Grizzle also cautioned that passengers should still feel safe given the other guidelines the agency is applying nationwide.

“They can still assume that this is a very safe system, but the margin of safety is declining and the level of delays and cancellations that are being required to maintain this level of safety is completely unacceptable for a modern country like the United States,” he added.

“We’re having to cancel hundreds of flights because we simply don’t have the technology and staffing to manage them.”

Transportation Secretary Sean Duffy is preparing Thursday to announce an “overhaul” of much of the outdated and understaffed FAA with a recruiting blitz, “cutting-edge technology” and a consolidation of the roughly two dozen air traffic control towers into just five or six state-of-the-art centers, the insiders added.

In a Fox News interview Monday night, Duffy slammed the Biden administration for doing “nothing” to fix the mounting problems at the FAA — including its telecom system.

“It hasn’t been updated in the last 30 to 40 years,” he declared, before explaining what happened in Newark.

“The primary communication line went down, the backup line didn’t fire, and so for 30 seconds, we lost contact with air traffic control,” he said on “The Ingraham Angle.” 

“Were planes going to crash? No, they have communication devices. They can see other air traffic,” he added. “But it’s a sign that we have a frail system in place, and it has to be fixed.” 

Rep. Sam Graves (R-Mo.), who serves as chairman of the House Committee on Transportation and Infrastructure, is hoping to push for at least $4.75 billion to upgrade the telecom system in the coming year.

On Wednesday, the FAA released a statement announcing that “three new, high-bandwidth telecommunications connections” would be added between the New York-based radar processing location and the Philadelphia one.

The agency is also hiring more air traffic controllers and replacing the copper wires with fiberoptic ones for higher bandwidth and greater speed and setting up a “temporary backup system” at the Philly-based radar processing center.

Just 22 CPCs serve at the Philadelphia center, known as TRACON, along with 21 other controllers and supervisors in training.

“We have a healthy pipeline with training classes filled through July 2026,” a spokesperson for the agency said.

“The FAA has been slowing arrivals and departures at Newark Liberty International Airport due to runway construction at Newark and staffing and technology issues at Philadelphia TRACON, which guides aircraft in and out of the airport,” the spokesperson added.

Nicholas Calio, CEO of the leading trade association for cargo and passenger planes, told Congress in a March hearing that around 90% of the FAA’s facilities and equipment budget is used just to patch up issues in the existing system.

“It’s not acceptable to just continue to tolerate a chronically understaffed air traffic control system.
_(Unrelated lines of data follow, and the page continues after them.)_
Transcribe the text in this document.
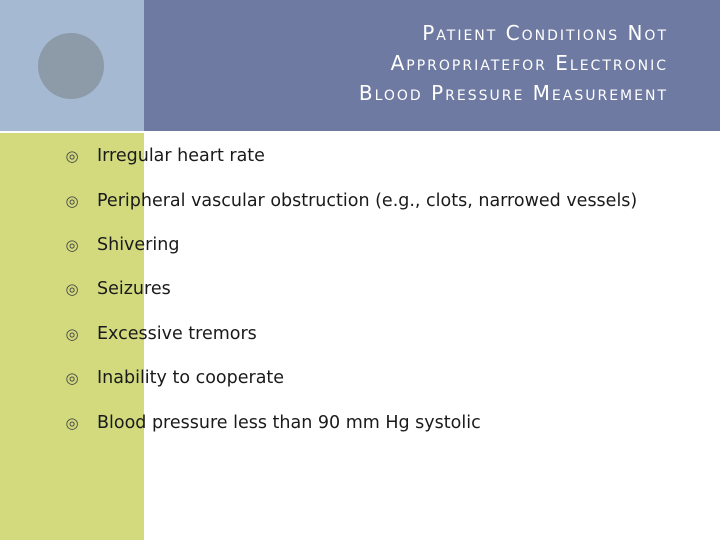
Patient Conditions Not
Appropriatefor Electronic
Blood Pressure Measurement
◎	Irregular heart rate
◎	Peripheral vascular obstruction (e.g., clots, narrowed vessels)
◎	Shivering
◎	Seizures
◎	Excessive tremors
◎	Inability to cooperate
◎	Blood pressure less than 90 mm Hg systolic
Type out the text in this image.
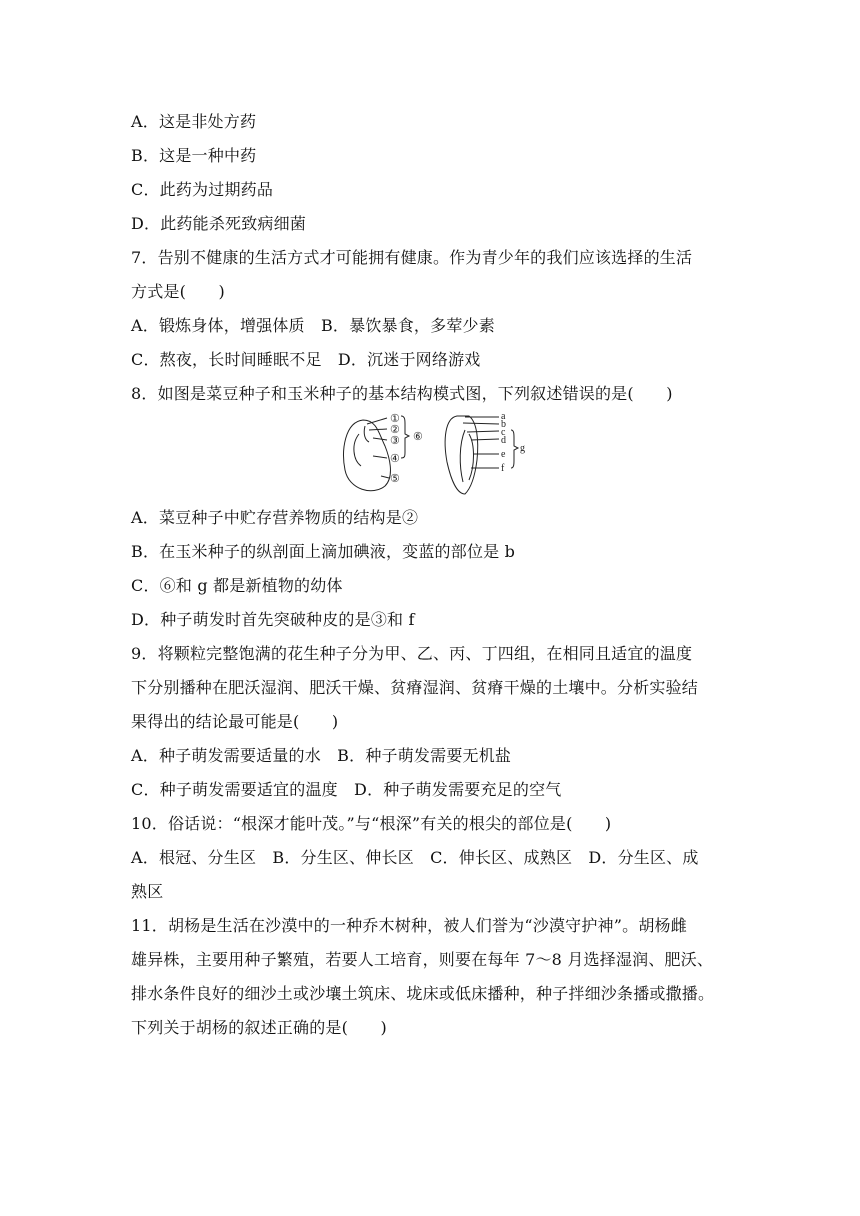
A．这是非处方药
B．这是一种中药
C．此药为过期药品
D．此药能杀死致病细菌
7．告别不健康的生活方式才可能拥有健康。作为青少年的我们应该选择的生活
方式是(　　)
A．锻炼身体，增强体质　B．暴饮暴食，多荤少素
C．熬夜，长时间睡眠不足　D．沉迷于网络游戏
8．如图是菜豆种子和玉米种子的基本结构模式图，下列叙述错误的是(　　)
①
②
③
④
⑤
⑥
a
b
c
d
e
f
g
A．菜豆种子中贮存营养物质的结构是②
B．在玉米种子的纵剖面上滴加碘液，变蓝的部位是 b
C．⑥和 g 都是新植物的幼体
D．种子萌发时首先突破种皮的是③和 f
9．将颗粒完整饱满的花生种子分为甲、乙、丙、丁四组，在相同且适宜的温度
下分别播种在肥沃湿润、肥沃干燥、贫瘠湿润、贫瘠干燥的土壤中。分析实验结
果得出的结论最可能是(　　)
A．种子萌发需要适量的水　B．种子萌发需要无机盐
C．种子萌发需要适宜的温度　D．种子萌发需要充足的空气
10．俗话说：“根深才能叶茂。”与“根深”有关的根尖的部位是(　　)
A．根冠、分生区　B．分生区、伸长区　C．伸长区、成熟区　D．分生区、成
熟区
11．胡杨是生活在沙漠中的一种乔木树种，被人们誉为“沙漠守护神”。胡杨雌
雄异株，主要用种子繁殖，若要人工培育，则要在每年 7～8 月选择湿润、肥沃、
排水条件良好的细沙土或沙壤土筑床、垅床或低床播种，种子拌细沙条播或撒播。
下列关于胡杨的叙述正确的是(　　)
Just like it’s not acceptable for controllers and technicians to be using paper strips and floppy disks to run our nation’s National Aviation System.”
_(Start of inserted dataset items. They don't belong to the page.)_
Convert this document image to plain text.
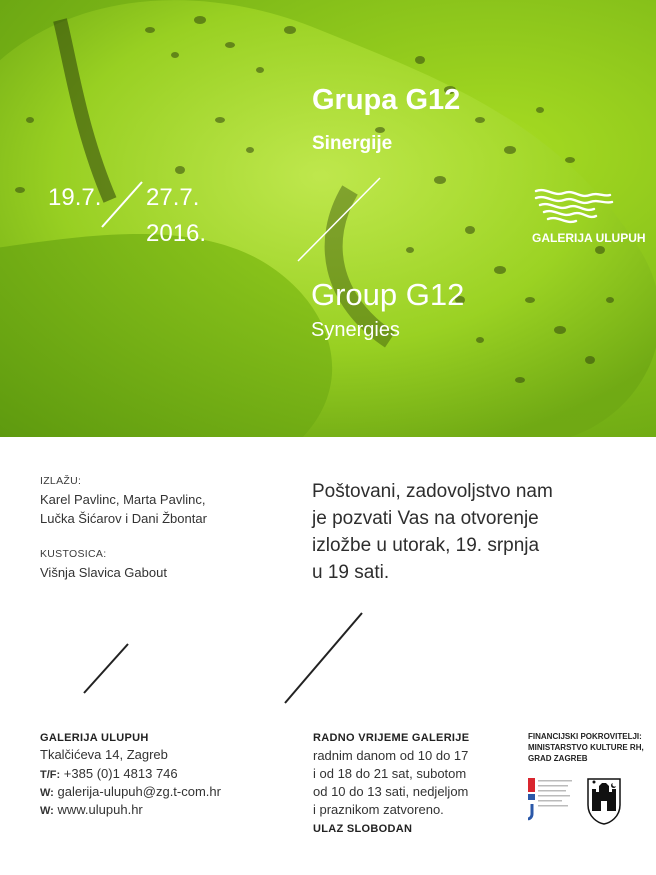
Grupa G12
Sinergije
19.7. 27.7.
2016.
Group G12
Synergies
GALERIJA ULUPUH
IZLAŽU:
Karel Pavlinc, Marta Pavlinc,
Lučka Šićarov i Dani Žbontar
KUSTOSICA:
Višnja Slavica Gabout
Poštovani, zadovoljstvo nam
je pozvati Vas na otvorenje
izložbe u utorak, 19. srpnja
u 19 sati.
GALERIJA ULUPUH
Tkalčićeva 14, Zagreb
T/F: +385 (0)1 4813 746
W: galerija-ulupuh@zg.t-com.hr
W: www.ulupuh.hr
RADNO VRIJEME GALERIJE
radnim danom od 10 do 17
i od 18 do 21 sat, subotom
od 10 do 13 sati, nedjeljom
i praznikom zatvoreno.
ULAZ SLOBODAN
FINANCIJSKI POKROVITELJI:
MINISTARSTVO KULTURE RH,
GRAD ZAGREB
Industry officials said there will likely be a push for an even higher $30 billion or $40 billion supplementary request in the coming months.
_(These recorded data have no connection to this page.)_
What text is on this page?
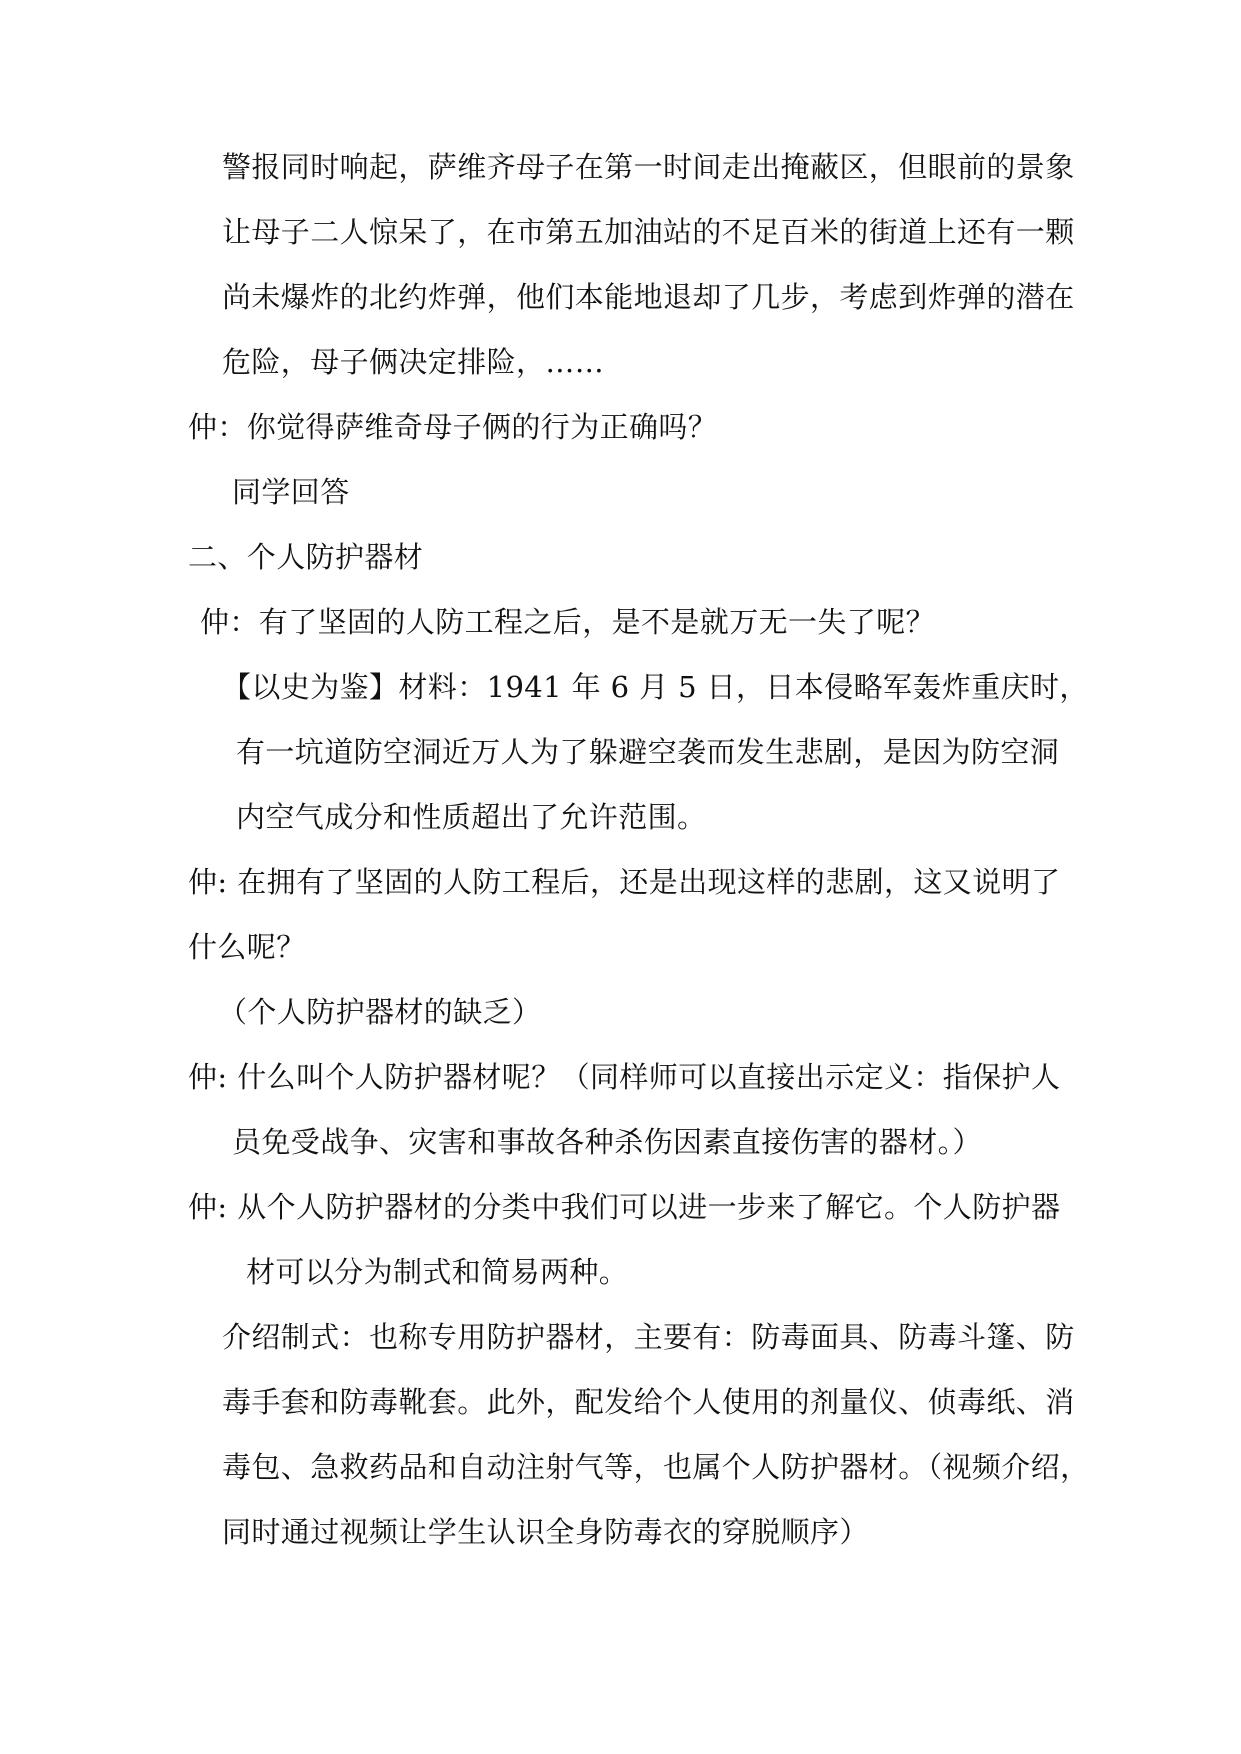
警报同时响起，萨维齐母子在第一时间走出掩蔽区，但眼前的景象
让母子二人惊呆了，在市第五加油站的不足百米的街道上还有一颗
尚未爆炸的北约炸弹，他们本能地退却了几步，考虑到炸弹的潜在
危险，母子俩决定排险，……
仲：你觉得萨维奇母子俩的行为正确吗？
同学回答
二、个人防护器材
仲：有了坚固的人防工程之后，是不是就万无一失了呢？
【以史为鉴】材料：1941 年 6 月 5 日，日本侵略军轰炸重庆时，
有一坑道防空洞近万人为了躲避空袭而发生悲剧，是因为防空洞
内空气成分和性质超出了允许范围。
仲: 在拥有了坚固的人防工程后，还是出现这样的悲剧，这又说明了
什么呢？
（个人防护器材的缺乏）
仲: 什么叫个人防护器材呢？（同样师可以直接出示定义：指保护人
员免受战争、灾害和事故各种杀伤因素直接伤害的器材。）
仲: 从个人防护器材的分类中我们可以进一步来了解它。个人防护器
材可以分为制式和简易两种。
介绍制式：也称专用防护器材，主要有：防毒面具、防毒斗篷、防
毒手套和防毒靴套。此外，配发给个人使用的剂量仪、侦毒纸、消
毒包、急救药品和自动注射气等，也属个人防护器材。（视频介绍，
同时通过视频让学生认识全身防毒衣的穿脱顺序）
A Government Accountability Office report last December found that “of the FAA’s 138 systems,” at least 27% “were unsustainable” and 39% were “potentially unsustainable.”

There are also concerns about how so-called “slot relief,” a system that forces roughly 10% fewer flights at a given airport, has been unnecessarily deflating the number of flights daily at high-traffic hubs like JFK and LaGuardia, prompting a letter from Calio’s group, Airlines for America, in April.

That missive requested an extension until 2027 of slot relief to allow for increased hiring and updated tech before taking on the higher daily total of flights.

It also noted that “approximately 75% of all delays in the National Airspace System” occur in NYC airspace.

“In 2019, the FAA estimated that the annual cost of delays to the U.S. economy and passengers was $33 billion, reinforcing the need to address these issues,” the letter noted.